As maiores vítimas das tempestades são, novamente, os mais velhos, os que vivem isolados e abandonados.
São eles, cuja voz quase nem se ouve pelo desgaste dos anos, que mal sabem usar o telemóvel (que agora não funciona), que estão sem luz elétrica há dias e dias, que não têm força para reclamar, nem para preencher os impressos que lhes são exigidos.
Um estudo recente da Faculdade de Medicina da Universidade do Porto conclui que os idosos que apresentam níveis mais elevados de solidão são também os que utilizam com mais frequência os recursos de saúde, nomeadamente consultas, urgências e medicamentos. Por isso, recomendam-se mudanças estruturais na forma como a solidão é reconhecida e tratada.
Se a solidão e o abandono já eram um problema grave para este grupo etário — e as últimas reportagens televisivas sobre os lares ditos ilegais mostram bem a negligência que paira sobre ele — estas recentes calamidades vão torná-lo ainda mais grave.
Num dos países mais envelhecidos da União Europeia, o isolamento físico e social é um problema crescente — e não é exclusivo das zonas rurais e do interior. Pelo contrário, a solidão instala-se cada vez mais nos grandes centros urbanos, onde os vizinhos não se conhecem e não se falam. E onde não existem redes de apoio.
Talvez o exemplo recente mais chocante desta fragilidade social seja o da idosa, de 73 anos, que estava morta há dois anos, dentro do seu apartamento, num bairro do Porto, sem que os vizinhos ou as autoridades se apercebessem. Só o alerta da médica de família, que estranhou a sua ausência, levou a que o corpo fosse descoberto.
É urgente que, de uma vez por todas, se encontrem soluções para este problema adiado, fortemente agravado com a pandemia, mas nem por isso objeto de atenção especial. Falta coragem para fazer deste tema uma prioridade. Recorde-se que o que se passou com os mais velhos na covid-19 justificou em grande medida o PRR. Em vão…
A sociedade atual valoriza o bem-estar. Vamos então dar mais valor ao bem-estar dos nossos mais velhos, vamos transformar as suas vidas. E transformar não é ter como única alternativa a entrada num “lar” — ou asilo, como também lhe chamam, em tom depreciativo. Transformar é repensar o modelo de prestação de cuidados para esse grupo etário, antes de a dependência se tornar irreversível.
Aos hospitais continuam a chegar diariamente centenas de pessoas com doença crónica descompensada que acabam por ficar internadas indevidamente, os chamados “casos sociais”, ocupando camas de enfermaria durante meses e, por vezes, anos, sem qualquer solução à vista. Estas situações sobrecarregam os serviços de saúde e resultam, muitas vezes, da mesma realidade de isolamento: falta apoio social, resposta social ou acompanhamento no domicílio. O hospital torna-se, assim, a única resposta de segurança.
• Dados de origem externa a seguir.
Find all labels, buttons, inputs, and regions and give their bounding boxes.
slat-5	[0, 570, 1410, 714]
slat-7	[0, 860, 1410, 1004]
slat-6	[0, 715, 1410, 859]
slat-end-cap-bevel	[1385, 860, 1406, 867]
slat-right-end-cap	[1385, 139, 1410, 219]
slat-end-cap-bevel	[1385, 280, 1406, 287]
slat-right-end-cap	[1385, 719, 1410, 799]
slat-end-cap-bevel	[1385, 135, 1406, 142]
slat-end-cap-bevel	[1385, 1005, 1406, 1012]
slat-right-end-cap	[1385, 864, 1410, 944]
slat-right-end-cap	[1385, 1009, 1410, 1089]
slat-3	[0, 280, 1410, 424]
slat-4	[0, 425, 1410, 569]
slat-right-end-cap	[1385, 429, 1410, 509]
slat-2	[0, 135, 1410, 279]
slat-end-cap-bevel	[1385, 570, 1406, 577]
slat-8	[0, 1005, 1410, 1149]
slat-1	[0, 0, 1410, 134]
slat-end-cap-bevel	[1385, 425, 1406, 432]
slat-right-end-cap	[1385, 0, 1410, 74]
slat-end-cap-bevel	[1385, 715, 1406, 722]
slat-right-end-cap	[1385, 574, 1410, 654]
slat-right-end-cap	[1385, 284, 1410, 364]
Portanto, impõe-se, desde já, criar condições para que os idosos permaneçam no seu domicílio. Uma solução que nos obriga a refletir sobre o modelo atual da sociedade, nomeadamente na flexibilização dos modelos de trabalho, no apoio às famílias cuidadoras e nos programas comunitários.
Reconheçamos a complexidade do problema e a necessidade de uma resposta estruturada, muito para lá do aumento de camas no setor social. É urgente repensar o envelhecimento, a forma como a sociedade cuida dos mais velhos, daqueles que já deram tanto de si. É tempo de olhar para todos eles com humanidade e gratidão, devolvendo-lhes o apoio, a rede e a dignidade que merecem.
Com fortes implicações na Solidariedade e Segurança Social, esta questão tem um impacto significativo na Saúde e, por isso, não pode ficar de fora do pacto, pretendido e reiterado pelo Presidente eleito António José Seguro. Trata-se de um problema que é de todos nós e, por isso, de todos exige uma resposta coletiva.